= William Arundel =

English knight (c.1369–1400)

Sir William Arundel (born about 1369, died 1400) was a Knight of the Order of the Garter, Constable of Rochester Castle and Constable and Warden of Reigate Castle. He owed all his appointments to Richard II whose reign (1377-1399) covered most of Arundel's life.

The arms of Sir William Arundel KG as displayed in his Garter stall plate at St George's Chapel, Windsor

==Family background==
Arundel was the son of John FitzAlan, 1st Baron Arundel and the grandson of Richard FitzAlan, 10th Earl of Arundel.

His mother was Eleanor Maltravers, daughter and heiress of Sir John Maltravers and the granddaughter (and, eventually, sole heiress) of John Maltravers, 1st Baron Maltravers.

Sir William Arundel's family used the surname Arundel rather than FitzAlan but in most cases his relations have been re-designated as FitzAlans by subsequent writers and historians. That was not done in his case, and he is always referred to as Sir William Arundel.

==Life and career==
The precise date of Arundel's birth is not known, but it was after 1365. and has been estimated as 1369. He is first referred to in 1375 when he is one of those receiving a legacy in the will of his grandfather Richard FitzAlan, 10th Earl of Arundel. In 1389 he was granted a licence to travel (with Sir Simon Felbrigge and Robert Teye). According to Froissart, he attended Richard II to Ireland in 1394

In 1395 he was appointed as the Constable (or custos) of Rochester Castle.

Arundel was with Richard II in Ireland in 1394. In 1395 he was Constable of Rochester Castle.

He was appointed Constable and Warden of Reigate Castle, and given responsibility as Ranger for all the surrounding parks and chases, in 1397.

He and his wife Agnes both received robes of the Order of the Garter in 1399, which shows that they were expected to attend the Garter ceremonies together in that year.

==Knight of the Garter==
He was created a Knight of the Garter in 1395. He took the place of Sir Nicholas Sarnesfeld. There was no obvious reason for him to be granted such a high honour and personal mark of favour from the Sovereign, which came at a time when his uncle Richard FitzAlan, 11th Earl of Arundel and the King had already fallen out with each other.

The fortunes of nephew and uncle may have been related, because Arundel's appointment as Constable and Warden of Reigate Castle was formalised on 7 October 1397, which was only weeks after his uncle's attainder and execution by beheading on 21 September.
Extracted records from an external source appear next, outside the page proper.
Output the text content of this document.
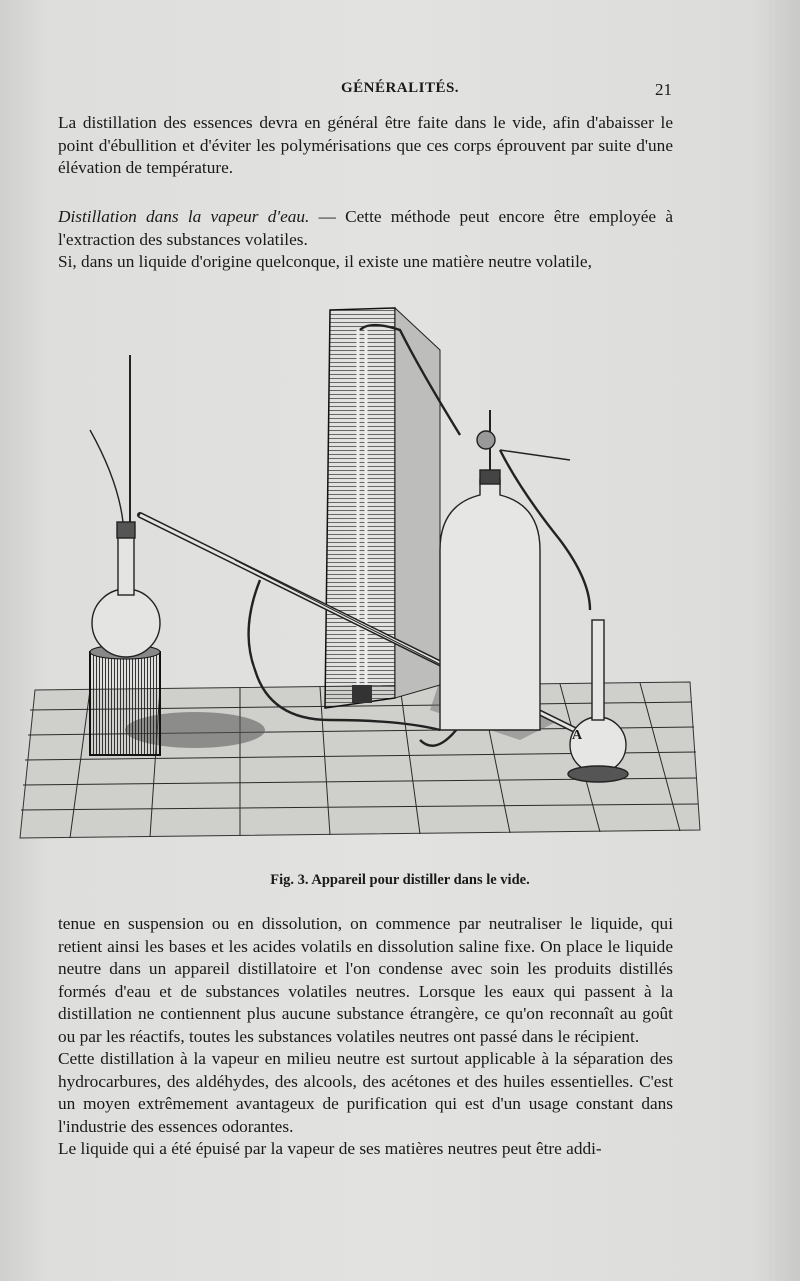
GÉNÉRALITÉS.	21

La distillation des essences devra en général être faite dans le vide, afin d'abaisser le point d'ébullition et d'éviter les polymérisations que ces corps éprouvent par suite d'une élévation de température.

Distillation dans la vapeur d'eau. — Cette méthode peut encore être employée à l'extraction des substances volatiles.

Si, dans un liquide d'origine quelconque, il existe une matière neutre volatile,

A
Fig. 3. Appareil pour distiller dans le vide.

tenue en suspension ou en dissolution, on commence par neutraliser le liquide, qui retient ainsi les bases et les acides volatils en dissolution saline fixe. On place le liquide neutre dans un appareil distillatoire et l'on condense avec soin les produits distillés formés d'eau et de substances volatiles neutres. Lorsque les eaux qui passent à la distillation ne contiennent plus aucune substance étrangère, ce qu'on reconnaît au goût ou par les réactifs, toutes les substances volatiles neutres ont passé dans le récipient.

Cette distillation à la vapeur en milieu neutre est surtout applicable à la séparation des hydrocarbures, des aldéhydes, des alcools, des acétones et des huiles essentielles. C'est un moyen extrêmement avantageux de purification qui est d'un usage constant dans l'industrie des essences odorantes.

Le liquide qui a été épuisé par la vapeur de ses matières neutres peut être addi-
Arundel's Garter stall plate (dated to about 1421) in St George's Chapel, Windsor is recognised as one of the most beautiful examples of medieval heraldic art, notable for the continuation of the feathers of the gryphon's head in his crest to form the rest of the mantling over his shield of arms. The arms displayed on the stall plate are FitzAlan quartering Maltravers (i.e. 1st and 4th, Gules, a lion rampant Or for Fitzalan: and 2nd and 3rd Sable, a fret Or for Maltravers). The crest is a gryphon's head argent beaked and langued gules arising out of a ducal coronet gules. The stall plate is in the second stall on the Sovereign's side of the Chapel

==Marriage and death==
Sir William married a lady called Agnes, of whose family nothing else is known.
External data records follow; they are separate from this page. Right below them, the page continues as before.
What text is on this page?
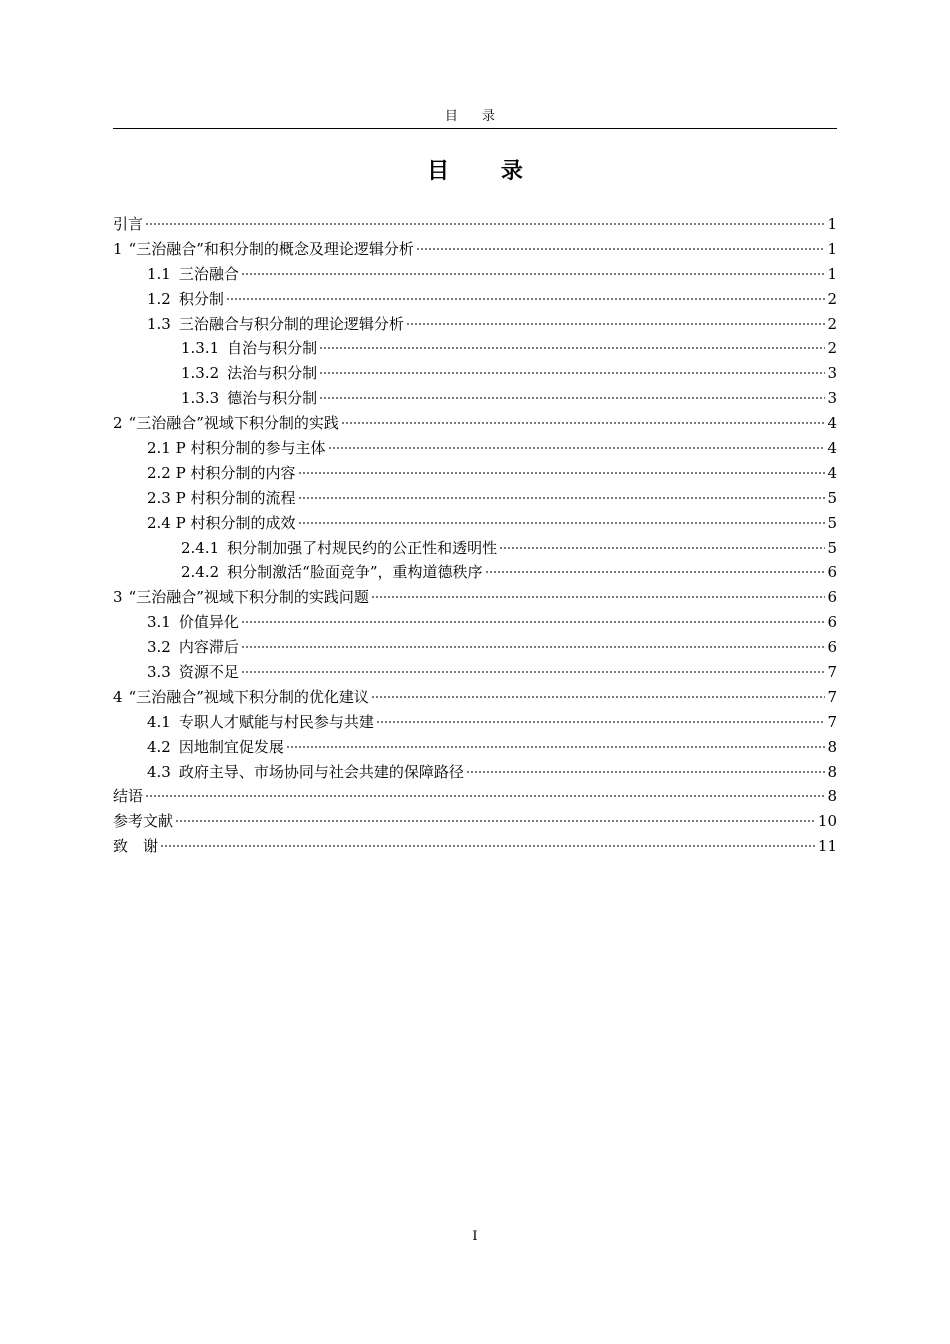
目 录
目 录
引言	1
1 “三治融合”和积分制的概念及理论逻辑分析	1
1.1 三治融合	1
1.2 积分制	2
1.3 三治融合与积分制的理论逻辑分析	2
1.3.1 自治与积分制	2
1.3.2 法治与积分制	3
1.3.3 德治与积分制	3
2 “三治融合”视域下积分制的实践	4
2.1 P 村积分制的参与主体	4
2.2 P 村积分制的内容	4
2.3 P 村积分制的流程	5
2.4 P 村积分制的成效	5
2.4.1 积分制加强了村规民约的公正性和透明性	5
2.4.2 积分制激活“脸面竞争”，重构道德秩序	6
3 “三治融合”视域下积分制的实践问题	6
3.1 价值异化	6
3.2 内容滞后	6
3.3 资源不足	7
4 “三治融合”视域下积分制的优化建议	7
4.1 专职人才赋能与村民参与共建	7
4.2 因地制宜促发展	8
4.3 政府主导、市场协同与社会共建的保障路径	8
结语	8
参考文献	10
致　谢	11
I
Sir William Arundel died in 1400. His will, dated London 1 August 1400 (in which month he died), specified that his body should be "buried in the Priory at Rochester, at the back of the high altar" and his tomb is still visible there, in what is now Rochester Cathedral.
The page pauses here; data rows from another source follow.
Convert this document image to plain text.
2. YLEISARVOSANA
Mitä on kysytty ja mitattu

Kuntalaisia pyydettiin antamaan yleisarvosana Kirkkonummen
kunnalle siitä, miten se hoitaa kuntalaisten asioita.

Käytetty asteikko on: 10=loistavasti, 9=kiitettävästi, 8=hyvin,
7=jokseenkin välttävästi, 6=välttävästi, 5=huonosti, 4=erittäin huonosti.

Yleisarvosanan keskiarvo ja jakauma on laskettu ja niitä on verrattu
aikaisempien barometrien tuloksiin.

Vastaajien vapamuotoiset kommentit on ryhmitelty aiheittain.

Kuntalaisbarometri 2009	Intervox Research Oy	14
There is no record of him having any children.

Sir William's widow, Lady (Agnes) Arundel, died shortly after him, in 1401. Her will, made shortly before her death, asked that her body be buried "under the tomb where my husband and me are pictured" in Rochester Cathedral. When the Cathedral was being restored shortly before 1880, their stone slab with brass memorial over depicting husband and wife was disturbed and examined during the restoration of the choir. Removal of the slab uncovered a large lead coffin and the body of a woman wrapped in lead. The brasses had at that point been torn from the slab, but the impression in the stone formed to receive the brass showed the figure of a knight in armour (Sir William) holding the hand of a lady by his side (Lady Arundel)

==Surviving monuments==
There is still, behind the high altar of Rochester Cathedral, a stone memorial slab formerly housing a now-lost memorial brass over the remains of Sir William and his wife, Lady Agnes Arundel. A laser scan recording and imaging of the stone tomb was commissioned in 2012 and the results were published in 2014

His Garter stall plate also survives in its place in the second stall on the Sovereign's side of St George's Chapel, Windsor.